Moriyama H, Fukusaki E, Cabrera Crespo J, Shinmyo A, Okada H
Eur J Biochem. 1987 Aug 3;166(3):539-45. doi: 10.1111/j.1432-1033.1987.tb13547.x.
The complete nucleotide sequence of the beta-xylosidase gene (xynB) of Bacillus pumilus IPO and its flanking regions was established. A 1617-bp open reading frame for beta-xylosidase, a homodimer enzyme, was observed. The amino acid sequence of the N-terminal region and the molecular mass 62607 Da) of the beta-xylosidase subunit, deduced from the DNA sequence, agreed with the result obtained with the purified enzyme. The Shine-Dalgarno sequence was found 8 bp upstream of the initiation codon, ATG. The xylanase gene (xynA) of the same strain was 4.6 kbp downstream of the 3' end of xynB, and its DNA sequence was reported in our previous paper [Fukusaki, E., Panbangred, W., Shinmyo, A. & Okada, H. (1984) FEBS Lett. 171, 197-201]. The results of the Northern hybridization suggested that the mRNA of xynA and xynB were produced separately. The 5' and 3' ends of the xynA and xynB gene were mapped with nuclease S1. The '-10' regions for promoter sequences of both genes were similar to the consensus sequence for B. subtilis RNA polymerases, the '-35' regions were different from all the known promoters for B. subtilis RNA polymerases.

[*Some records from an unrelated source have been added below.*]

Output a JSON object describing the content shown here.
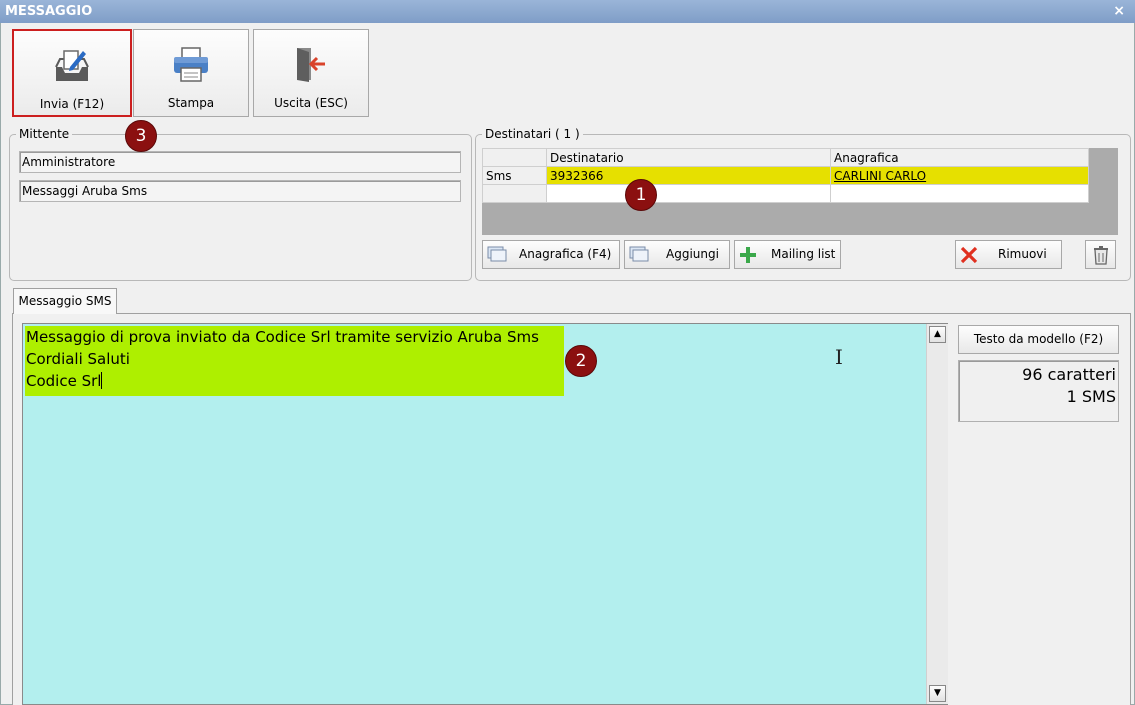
{
  "window": {
    "title": "MESSAGGIO",
    "close_glyph": "×"
  },
  "toolbar": {
    "send_label": "Invia (F12)",
    "print_label": "Stampa",
    "exit_label": "Uscita (ESC)"
  },
  "sender": {
    "legend": "Mittente",
    "user": "Amministratore",
    "service": "Messaggi Aruba Sms"
  },
  "recipients": {
    "legend": "Destinatari ( 1 )",
    "columns": [
      "Destinatario",
      "Anagrafica"
    ],
    "rows": [
      {
        "row_header": "Sms",
        "destinatario": "3932366",
        "anagrafica": "CARLINI CARLO"
      }
    ],
    "buttons": {
      "anagrafica": "Anagrafica (F4)",
      "aggiungi": "Aggiungi",
      "mailing": "Mailing list",
      "rimuovi": "Rimuovi"
    }
  },
  "tabs": {
    "sms": "Messaggio SMS"
  },
  "message": {
    "line1": "Messaggio di prova inviato da Codice Srl tramite servizio Aruba Sms",
    "line2": "Cordiali Saluti",
    "line3": "Codice Srl"
  },
  "side": {
    "template_button": "Testo da modello (F2)",
    "chars": "96 caratteri",
    "sms_count": "1 SMS"
  },
  "badges": {
    "b1": "1",
    "b2": "2",
    "b3": "3"
  },
  "colors": {
    "selected_row": "#e6e000",
    "message_bg": "#b3efee",
    "text_highlight": "#aeef00",
    "badge": "#8b1010",
    "active_border": "#cc1f1f"
  }
}
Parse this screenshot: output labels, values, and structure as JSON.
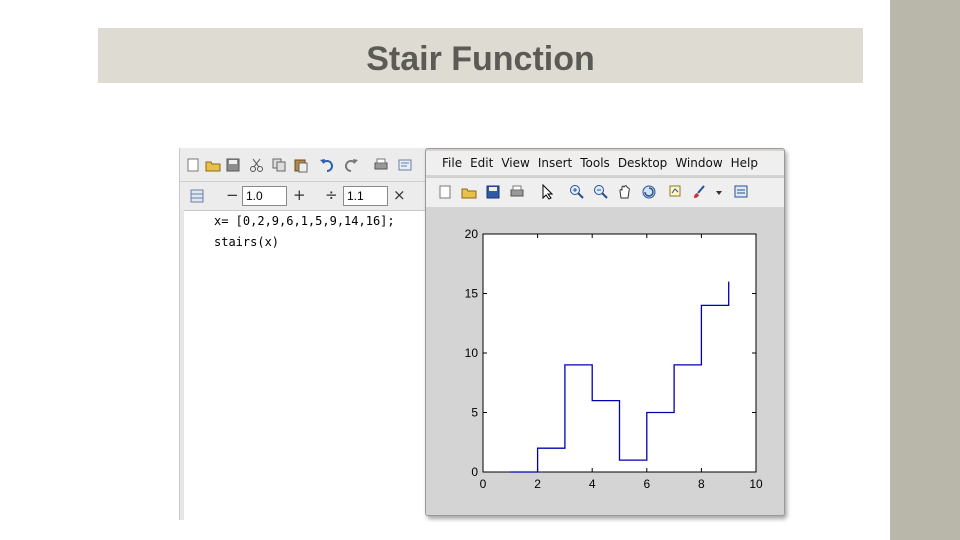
{
  "slide": {
    "title": "Stair Function"
  },
  "editor": {
    "toolbar2": {
      "minus_symbol": "−",
      "value1": "1.0",
      "plus_symbol": "+",
      "divide_symbol": "÷",
      "value2": "1.1",
      "times_symbol": "×"
    },
    "code_lines": [
      "x= [0,2,9,6,1,5,9,14,16];",
      "stairs(x)"
    ]
  },
  "figure": {
    "menu": [
      "File",
      "Edit",
      "View",
      "Insert",
      "Tools",
      "Desktop",
      "Window",
      "Help"
    ],
    "toolbar_icons": [
      "new-figure-icon",
      "open-file-icon",
      "save-icon",
      "print-icon",
      "arrow-select-icon",
      "zoom-in-icon",
      "zoom-out-icon",
      "pan-hand-icon",
      "rotate-3d-icon",
      "data-cursor-icon",
      "brush-icon",
      "dropdown-icon",
      "link-plot-icon"
    ]
  },
  "chart_data": {
    "type": "line",
    "subtype": "stairs",
    "x": [
      1,
      2,
      3,
      4,
      5,
      6,
      7,
      8,
      9
    ],
    "values": [
      0,
      2,
      9,
      6,
      1,
      5,
      9,
      14,
      16
    ],
    "xlim": [
      0,
      10
    ],
    "ylim": [
      0,
      20
    ],
    "xticks": [
      0,
      2,
      4,
      6,
      8,
      10
    ],
    "yticks": [
      0,
      5,
      10,
      15,
      20
    ],
    "title": "",
    "xlabel": "",
    "ylabel": "",
    "line_color": "#0000b4",
    "grid": false
  },
  "colors": {
    "sidebar": "#b9b6aa",
    "title_band": "#dedbd2",
    "title_text": "#5b5a55"
  }
}
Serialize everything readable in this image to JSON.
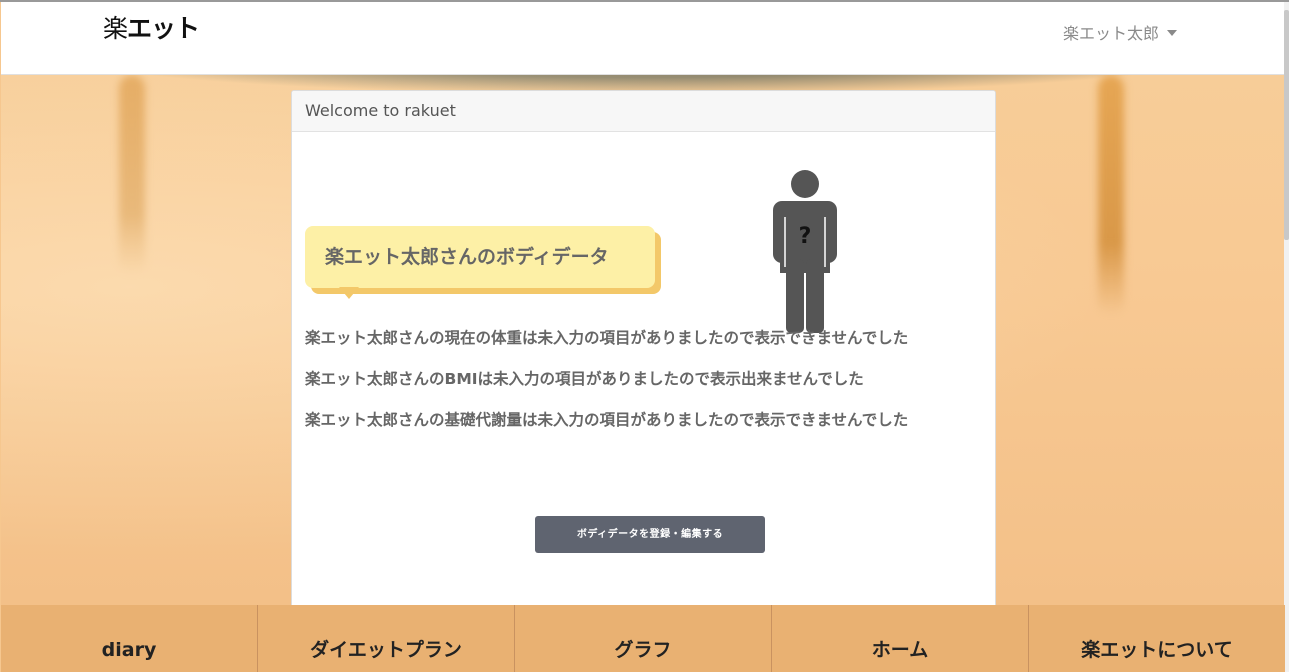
{
  "header": {
    "brand_part1": "楽",
    "brand_part2": "エット",
    "user_name": "楽エット太郎"
  },
  "card": {
    "title": "Welcome to rakuet",
    "bubble_text": "楽エット太郎さんのボディデータ",
    "figure_mark": "?",
    "lines": [
      "楽エット太郎さんの現在の体重は未入力の項目がありましたので表示できませんでした",
      "楽エット太郎さんのBMIは未入力の項目がありましたので表示出来ませんでした",
      "楽エット太郎さんの基礎代謝量は未入力の項目がありましたので表示できませんでした"
    ],
    "edit_button": "ボディデータを登録・編集する"
  },
  "bottom_nav": [
    {
      "label": "diary"
    },
    {
      "label": "ダイエットプラン"
    },
    {
      "label": "グラフ"
    },
    {
      "label": "ホーム"
    },
    {
      "label": "楽エットについて"
    }
  ],
  "colors": {
    "navbar_bg": "#ffffff",
    "bubble_bg": "#fdf0a6",
    "button_bg": "#5f6470",
    "bottom_nav_bg": "#e9b172"
  }
}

确定了短小芽孢杆菌IPO的β-木糖苷酶基因(xynB)及其侧翼区域的完整核苷酸序列。观察到一个1617bp的β-木糖苷酶开放阅读框,该酶为同型二聚体酶。从DNA序列推导的β-木糖苷酶亚基N端区域的氨基酸序列及其分子量(62607Da)与纯化酶的结果一致。在起始密码子ATG上游8bp处发现了Shine-Dalgarno序列。同一菌株的木聚糖酶基因(xynA)位于xynB 3'端下游4.6kbp处,其DNA序列已在我们之前的论文中报道[Fukusaki, E., Panbangred, W., Shinmyo, A. & Okada, H. (1984) FEBS Lett. 171, 197 - 201]。Northern杂交结果表明xynA和xynB的mRNA是分别产生的。用核酸酶S1对xynA和xynB基因的5'和3'端进行了定位。两个基因启动子序列的“-10”区域与枯草芽孢杆菌RNA聚合酶的共有序列相似,“-35”区域与所有已知的枯草芽孢杆菌RNA聚合酶启动子不同。